7 Things Not to Say to Someone With Psoriatic Arthritis
When I received my psoriatic arthritis (PsA) diagnosis, I expected my friends and family to have questions about it. What I didn’t expect were the judgmental and condescending remarks that never seem to end. Although they mean well, hearing these comments over and over can make me feel alone in my struggle.
Here are seven comments that, while not meant to be hurtful, often get under my skin. If someone you love has psoriatic arthritis, please stay away from these remarks.
I understand friends and family want to make me feel better by pointing out my diagnosis or situation could be worse. But what they don’t realize is that by saying things like, “At least you don’t have cancer,” they are downplaying what I’m experiencing. Am I glad that PsA isn’t fatal? Of course I am. But I also recognize that there are many comorbidities–conditions known to occur in people with PsA–that can lead to death.
Telling someone they should be happy they don’t have it worse sends the wrong message. It insinuates that they haven’t lost anything. And if they did, it is not worth mourning.
When friends and family tell me to call them when I’m feeling better, they become less of a priority to contact when I am having a good day. These words say that this person cannot be bothered unless I’m functioning at my highest level.
Unless there is a miracle cure in my lifetime, I will have psoriatic arthritis until my dying day. Will I have good days? Sure, but I will never be “better.”
Want to see me shut down or walk away? Then ask me if I’ve tried this or that to heal myself!
I answered this question and defended my treatment plan for the first half of my life with psoriatic arthritis. Eventually, I realized the people asking didn’t care what I had to say. Instead, they only wanted me to buy whatever product they were selling.

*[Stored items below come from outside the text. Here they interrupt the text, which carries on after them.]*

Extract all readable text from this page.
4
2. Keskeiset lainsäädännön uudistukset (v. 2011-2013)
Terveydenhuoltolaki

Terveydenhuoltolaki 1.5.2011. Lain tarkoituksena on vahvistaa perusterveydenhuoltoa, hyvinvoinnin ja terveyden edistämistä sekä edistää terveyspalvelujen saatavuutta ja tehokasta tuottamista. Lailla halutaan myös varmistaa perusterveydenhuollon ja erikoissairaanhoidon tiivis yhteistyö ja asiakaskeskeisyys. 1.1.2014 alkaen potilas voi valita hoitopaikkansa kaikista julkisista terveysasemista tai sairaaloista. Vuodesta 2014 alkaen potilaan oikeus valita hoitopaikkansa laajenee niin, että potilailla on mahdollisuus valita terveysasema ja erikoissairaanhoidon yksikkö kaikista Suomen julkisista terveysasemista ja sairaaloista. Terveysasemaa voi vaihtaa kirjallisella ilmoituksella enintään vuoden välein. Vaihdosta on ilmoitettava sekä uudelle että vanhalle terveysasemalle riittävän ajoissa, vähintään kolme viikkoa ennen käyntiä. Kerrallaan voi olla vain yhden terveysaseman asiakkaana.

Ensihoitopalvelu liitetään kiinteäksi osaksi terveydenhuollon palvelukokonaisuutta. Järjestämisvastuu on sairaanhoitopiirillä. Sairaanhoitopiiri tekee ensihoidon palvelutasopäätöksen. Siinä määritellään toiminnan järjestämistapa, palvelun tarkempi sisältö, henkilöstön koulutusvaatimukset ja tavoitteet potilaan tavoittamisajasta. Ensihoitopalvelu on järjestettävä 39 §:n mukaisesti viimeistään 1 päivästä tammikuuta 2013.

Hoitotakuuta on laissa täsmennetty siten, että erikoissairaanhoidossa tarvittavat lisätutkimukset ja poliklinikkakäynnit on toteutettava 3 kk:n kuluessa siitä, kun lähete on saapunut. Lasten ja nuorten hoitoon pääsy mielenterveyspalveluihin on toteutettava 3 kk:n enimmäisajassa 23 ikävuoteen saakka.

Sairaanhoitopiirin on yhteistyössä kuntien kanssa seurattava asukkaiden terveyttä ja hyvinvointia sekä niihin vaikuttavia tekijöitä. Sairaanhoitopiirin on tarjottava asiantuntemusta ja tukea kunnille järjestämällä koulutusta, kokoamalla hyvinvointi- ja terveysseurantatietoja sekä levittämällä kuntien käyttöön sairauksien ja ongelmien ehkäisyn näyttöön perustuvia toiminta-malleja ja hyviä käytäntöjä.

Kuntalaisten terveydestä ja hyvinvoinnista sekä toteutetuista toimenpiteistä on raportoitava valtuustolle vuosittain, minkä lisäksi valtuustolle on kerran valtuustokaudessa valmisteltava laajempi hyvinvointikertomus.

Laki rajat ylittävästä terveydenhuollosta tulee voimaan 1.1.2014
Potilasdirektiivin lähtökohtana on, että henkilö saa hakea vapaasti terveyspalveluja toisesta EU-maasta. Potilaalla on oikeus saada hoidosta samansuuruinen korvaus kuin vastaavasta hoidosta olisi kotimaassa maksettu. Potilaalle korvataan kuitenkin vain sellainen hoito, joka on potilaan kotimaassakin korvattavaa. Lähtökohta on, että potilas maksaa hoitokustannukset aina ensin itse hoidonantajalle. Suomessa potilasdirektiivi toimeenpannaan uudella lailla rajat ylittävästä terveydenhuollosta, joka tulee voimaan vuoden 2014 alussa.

There are only two types of people that can say this to me and expect a response: people who share that they have the same illness and are contemplating whether to try a particular treatment, and my doctor.
Telling someone not to think about their pain and illness is dangerous. Psoriatic arthritis patients have to think about it all of the time, and make big life changes as a result. In the past, when I’ve tried not to think about it or I haven’t taken my PsA seriously enough, I’ve suffered severe injuries and flares.
I love and hate social media. People see what they want to see and make assumptions based on one photograph.
If I share a photo of myself sans wheelchair, I’ll get comments about how nice it is to see me without it. If I post a picture with my hair and makeup done, people assume I must be feeling well. A photo showing me out of the house must mean that I’m no longer in pain.
Looks are deceiving. I am chronically ill 100% of the time. Some days I look better than others. Sometimes I want a photo that doesn’t include my wheelchair. That doesn’t mean I no longer have psoriatic arthritis or my day-to-day life is any less of a struggle.
I am constantly hearing that if I just get out of the house and live a more active life, I’ll feel better. Believe me, if it were that easy, I’d be running around all day. When people suggest this, they insinuate that staying home is the problem, not my illness.
People with psoriatic arthritis need to listen to and follow the needs of our bodies. Sometimes that means staying home more often than our friends and family prefer. But their desire to get us out more shouldn’t be a reason to push ourselves when our bodies are desperate for rest.
Even though this is often said in a sarcastic tone, when I hear it, what it really sounds like is someone telling me my PsA is inevitable–that my pain is due to the natural aging process. This one goes hand-in-hand with saying someone is too young to have arthritis. Age has nothing to do with my diagnosis. Psoriatic arthritis does not discriminate.
My diagnosis occurred in my early thirties. People said I was too young to be in so much pain, need a mobility aid, or have arthritis. Twenty years later, my pain and need for a wheelchair are minimized in others’ eyes because they see me as just another older person.
Either way, saying someone is too young or insinuating that PsA is a part of getting older takes away from the severity of this autoimmune disease.
I don’t want my friends and family to feel like they have to watch every word that comes out of their mouths. We all say the wrong things now and then. However, I do want them to know when something they say hurts, and the reason for it. My hope is that the more we talk about these things, the less people will say them to us, and the more supported we will feel. And of course, there are things you can say to help your loved one feel supported. One of the most caring things someone can ask is, “How are you coping?” It expresses a concern about me, not a judgment regarding my health or physical status. It helps me feel seen and allows me to open up about my experiences on my terms, in my own words.